Your Trading Plan Is Probably Useless (Here Is How To Write a Real One)

By Profit & Loss Team • 1/31/2026

Your Trading Plan Is Probably Useless (Here Is How To Write a Real One)

I wrote my first trading plan in 2021. It was 10 pages long, filled with fancy words like "dynamic position sizing" and "Elliott Wave analysis."

It failed miserably. Why? Because when the market opened and prices started flying, I forgot everything I wrote.

A real trading plan isn't a textbook. It's a checklist for war. It needs to be short, punchy, and impossible to ignore.

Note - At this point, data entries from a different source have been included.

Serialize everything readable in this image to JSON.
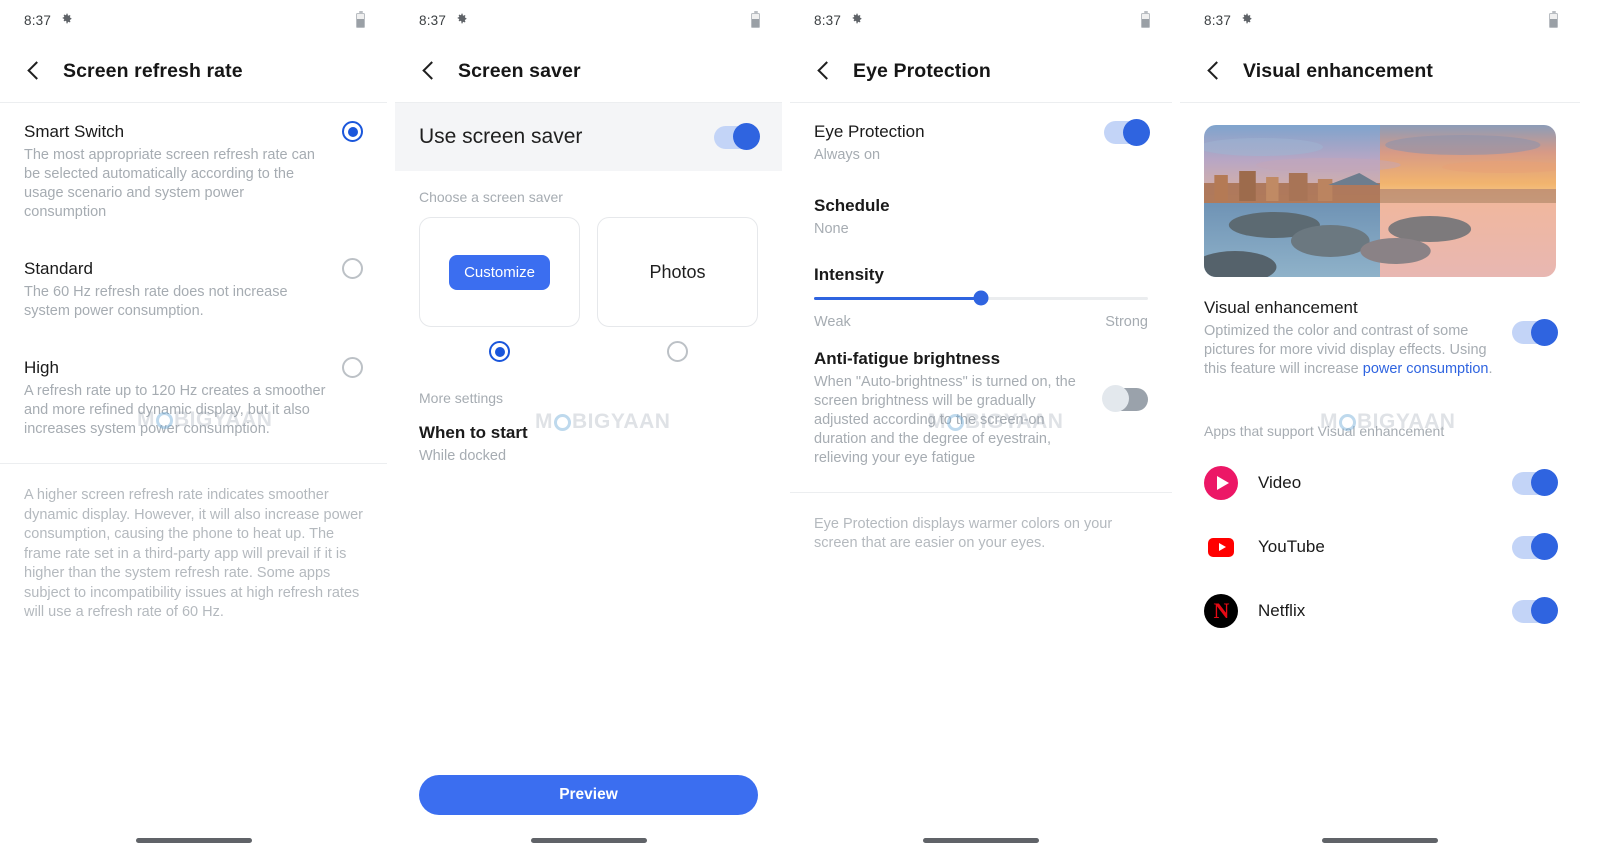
{
  "status": {
    "time": "8:37",
    "gear_icon": "gear-icon",
    "battery_icon": "battery-icon"
  },
  "watermark": {
    "pre": "M",
    "post": "BIGYAAN"
  },
  "panel1": {
    "title": "Screen refresh rate",
    "options": [
      {
        "title": "Smart Switch",
        "sub": "The most appropriate screen refresh rate can be selected automatically according to the usage scenario and system power consumption",
        "selected": true
      },
      {
        "title": "Standard",
        "sub": "The 60 Hz refresh rate does not increase system power consumption.",
        "selected": false
      },
      {
        "title": "High",
        "sub": "A refresh rate up to 120 Hz creates a smoother and more refined dynamic display, but it also increases system power consumption.",
        "selected": false
      }
    ],
    "note": "A higher screen refresh rate indicates smoother dynamic display. However, it will also increase power consumption, causing the phone to heat up. The frame rate set in a third-party app will prevail if it is higher than the system refresh rate. Some apps subject to incompatibility issues at high refresh rates will use a refresh rate of 60 Hz."
  },
  "panel2": {
    "title": "Screen saver",
    "use_screen_saver": {
      "label": "Use screen saver",
      "on": true
    },
    "choose_label": "Choose a screen saver",
    "cards": [
      {
        "label": "Customize",
        "type": "chip",
        "selected": true
      },
      {
        "label": "Photos",
        "type": "text",
        "selected": false
      }
    ],
    "more_settings_label": "More settings",
    "when_to_start": {
      "title": "When to start",
      "sub": "While docked"
    },
    "preview_button": "Preview"
  },
  "panel3": {
    "title": "Eye Protection",
    "eye_protection": {
      "title": "Eye Protection",
      "sub": "Always on",
      "on": true
    },
    "schedule": {
      "title": "Schedule",
      "sub": "None"
    },
    "intensity": {
      "title": "Intensity",
      "value": 50,
      "min_label": "Weak",
      "max_label": "Strong"
    },
    "anti_fatigue": {
      "title": "Anti-fatigue brightness",
      "sub": "When \"Auto-brightness\" is turned on, the screen brightness will be gradually adjusted according to the screen-on duration and the degree of eyestrain, relieving your eye fatigue",
      "on": false
    },
    "note": "Eye Protection displays warmer colors on your screen that are easier on your eyes."
  },
  "panel4": {
    "title": "Visual enhancement",
    "hero_image": "seaside-sunset-comparison-image",
    "main": {
      "title": "Visual enhancement",
      "sub_a": "Optimized the color and contrast of some pictures for more vivid display effects. Using this feature will increase ",
      "sub_link": "power consumption",
      "sub_b": ".",
      "on": true
    },
    "apps_label": "Apps that support Visual enhancement",
    "apps": [
      {
        "name": "Video",
        "icon": "video-app-icon",
        "on": true
      },
      {
        "name": "YouTube",
        "icon": "youtube-app-icon",
        "on": true
      },
      {
        "name": "Netflix",
        "icon": "netflix-app-icon",
        "on": true
      }
    ]
  },
  "colors": {
    "accent": "#2f64e0",
    "chip": "#3b6ef0",
    "link": "#2f64e0",
    "toggle_off": "#9aa2ab"
  }
}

If you want to stop gambling and start trading, here is exactly how to write a plan that works.

Step 1: Define Your Identity (Be Honest)

Are you a scalper? A swing trader? An investor?

My Mistake: I tried to be everything. I would day trade in the morning, lose money, and then turn it into a "swing trade" because I didn't want to sell.

Your Plan Must Say: "I am a [Day Trader] who trades [Tech Stocks] between [9:30 AM and 11:00 AM]." Anything outside of that is off-limits.

Step 2: The "If-Then" Setup

This is the most critical part. You need to define your setup so clearly that a 5-year-old could identify it.

Bad Plan: "I will buy when the stock looks strong." (What does that even mean?)

Good Plan: "IF the stock gaps up 4% AND volume is 1.5x relative volume, THEN I will buy the break of the first 5-minute candle."

Step 3: Calculating The Risk (Before You Click Buy)

Most traders think about how much money they will make. Professionals think about how much they will lose.

My rule is simple: I never risk more than 1% of my account on a single trade.

If I have a $10,000 account, my max loss is $100. If my stop loss is $1.00 away, I can only buy 100 shares. Period. No exceptions.

Step 4: The Exit Strategy (Where Greed Dies)

Exiting a trade is 10x harder than entering one. We hold losers hoping they come back. We sell winners too early because we are scared to lose the profit.

My Plan: "I sell 50% of my position at 2R (when I have made 2x my risk). I move my stop to breakeven on the rest."

This rule changed my life. It guarantees that a winning trade never turns into a losing one.

Step 5: The Daily Routine

You can't just wake up at 9:29 AM and expect to make money. My routine looks like this:

  • 8:00 AM: Scan for gappers. Check economic news (CPI/Fed days = no trading).
  • 9:00 AM: Write down my top 3 tickers.
  • 9:30 AM: Trading bell.
  • 11:00 AM: Walk away. The best moves are usually over.

Build Your Plan for Free

Writing this down on paper is good. Having it integrated into your journal is better. Our Profit & Loss Calendar lets you save your rules and check them off for every trade.

Create Your Plan

Conclusion

Writing a plan takes 30 minutes. Following it takes a lifetime of discipline.

Start with one setup. One market. One timeframe. Master that, and you can rewrite the plan later. But for now, keep it simple, stupid (KISS).